This time last year Worthing’s Kenny Tutt had taken leave from his job as a bank manager and was settling into BBC cookery competition MasterChef.
The seven-week show takes amateur chefs, has them cook in a high-pressure kitchen environment and sees culinary professionals deliver their ruthless verdicts.
Kenny rose to the top, was crowned MasterChef Champion 2018 and is ending a whirlwind year by opening his first restaurant, PITCH, in his beloved home town.
“I thought about it long and hard,” said Kenny, who has just handed in his notice after 19 years at the bank.
“There’s more people in Brighton, even London, but Worthing is my home town.
“I’ve got a lot of time for the place – it’s a beautiful little seaside town that sometimes gets overlooked.”
Read more about Kenny’s plans for PITCH here: MasterChef champion to open his first restaurant in Worthing town centre
PITCH will move into Worthing town centre’s Warwick Street in May, taking over the building that used to be home to Nonna’s Kitchen.
Kenny said the ‘lively, pedestrianised foody destination’ was the perfect location for his first foray into the hospitality business.
Taking inspiration from his market trader parents, from whom he inherited his passion for food, he said PITCH will have a market feel with a touch of luxury.
“It will have really good, genuine food,” he said.
“I want to make sure people don’t feel short changed by tiny portions. It will take good, classic British dishes like ham, egg and chips or jam roly polies, and make them the best they can be while still keeping the heart.

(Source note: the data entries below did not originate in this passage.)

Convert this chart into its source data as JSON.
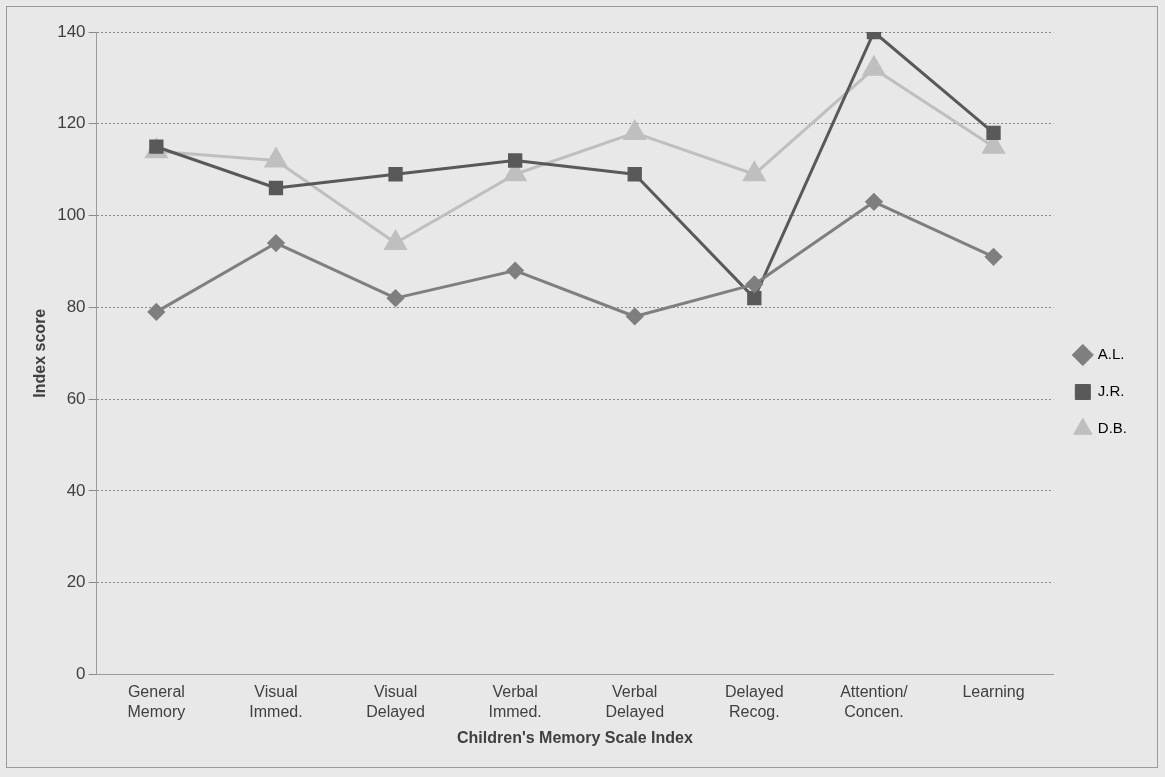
{
  "chart_data": {
    "type": "line",
    "xlabel": "Children's Memory Scale Index",
    "ylabel": "Index score",
    "categories": [
      "General Memory",
      "Visual Immed.",
      "Visual Delayed",
      "Verbal Immed.",
      "Verbal Delayed",
      "Delayed Recog.",
      "Attention/ Concen.",
      "Learning"
    ],
    "series": [
      {
        "name": "A.L.",
        "color": "#7f7f7f",
        "marker": "diamond",
        "values": [
          79,
          94,
          82,
          88,
          78,
          85,
          103,
          91
        ]
      },
      {
        "name": "J.R.",
        "color": "#595959",
        "marker": "square",
        "values": [
          115,
          106,
          109,
          112,
          109,
          82,
          140,
          118
        ]
      },
      {
        "name": "D.B.",
        "color": "#bfbfbf",
        "marker": "triangle",
        "values": [
          114,
          112,
          94,
          109,
          118,
          109,
          132,
          115
        ]
      }
    ],
    "ylim": [
      0,
      140
    ],
    "yticks": [
      0,
      20,
      40,
      60,
      80,
      100,
      120,
      140
    ],
    "grid": "y",
    "legend": "right"
  }
}
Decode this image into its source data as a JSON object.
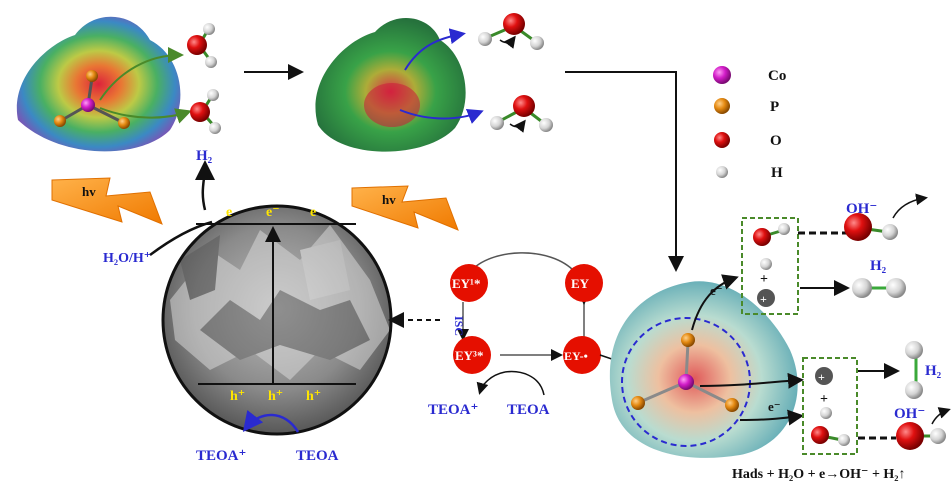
{
  "legend": {
    "co": "Co",
    "p": "P",
    "o": "O",
    "h": "H",
    "colors": {
      "co": "#d21cc8",
      "p": "#e58a12",
      "o": "#d40000",
      "h": "#e8e8e8"
    }
  },
  "light": {
    "left": "hv",
    "middle": "hv"
  },
  "photocatalyst": {
    "h2_top": "H₂",
    "h2o_h": "H₂O/H⁺",
    "electron": "e",
    "electron_minus": "e⁻",
    "hole": "h⁺",
    "teoa_plus": "TEOA⁺",
    "teoa": "TEOA"
  },
  "ey_cycle": {
    "ey1": "EY¹*",
    "ey": "EY",
    "ey3": "EY³*",
    "ey_rad": "EY-•",
    "isc": "ISC",
    "teoa_plus": "TEOA⁺",
    "teoa": "TEOA",
    "node_color": "#e50f00"
  },
  "mechanism": {
    "electron_top": "e⁻",
    "electron_bottom": "e⁻",
    "plus": "+",
    "oh_top": "OH⁻",
    "oh_bottom": "OH⁻",
    "h2_mid": "H₂",
    "h2_right": "H₂",
    "equation": "Hads + H₂O + e→OH⁻ + H₂↑"
  }
}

“There’ll also be great seafood – oysters, fish – from local suppliers and quality cream teas for lunch.
“I want it to be somewhere people can relax and feel comfortable in an atmosphere that still feels special, without that stiff upper lip attitude.”
Kenny, who still lives in Worthing, will run the kitchen as executive chef, supported by a head chef.
He said opening a restaurant was always at the back of his mind when he entered MasterChef, but he became hooked after working with some of the best chefs, in the best kitchens, in the world.
“I’ve got this opportunity, this great thing,” he said.
“I would never want to wake up and go ‘what if?’. Hospitality is a tough industry, but I like to challenge myself.”
Work has been going on behind the scenes for months, but Kenny said he plans to start work on the premises next week, when the windows will be whitewashed to maintain secrecy before the grand unveiling in May.
The reaction to yesterday’s announcement on the Herald and Gazette’s Facebook pages has been almost universally positive – a sure sign that the public are excited to see what Kenny has in store.
He said: “I am just so happy to be doing it in my home town. I’ve already had an amazing reaction and I have been truly humbled by the support I’ve received.”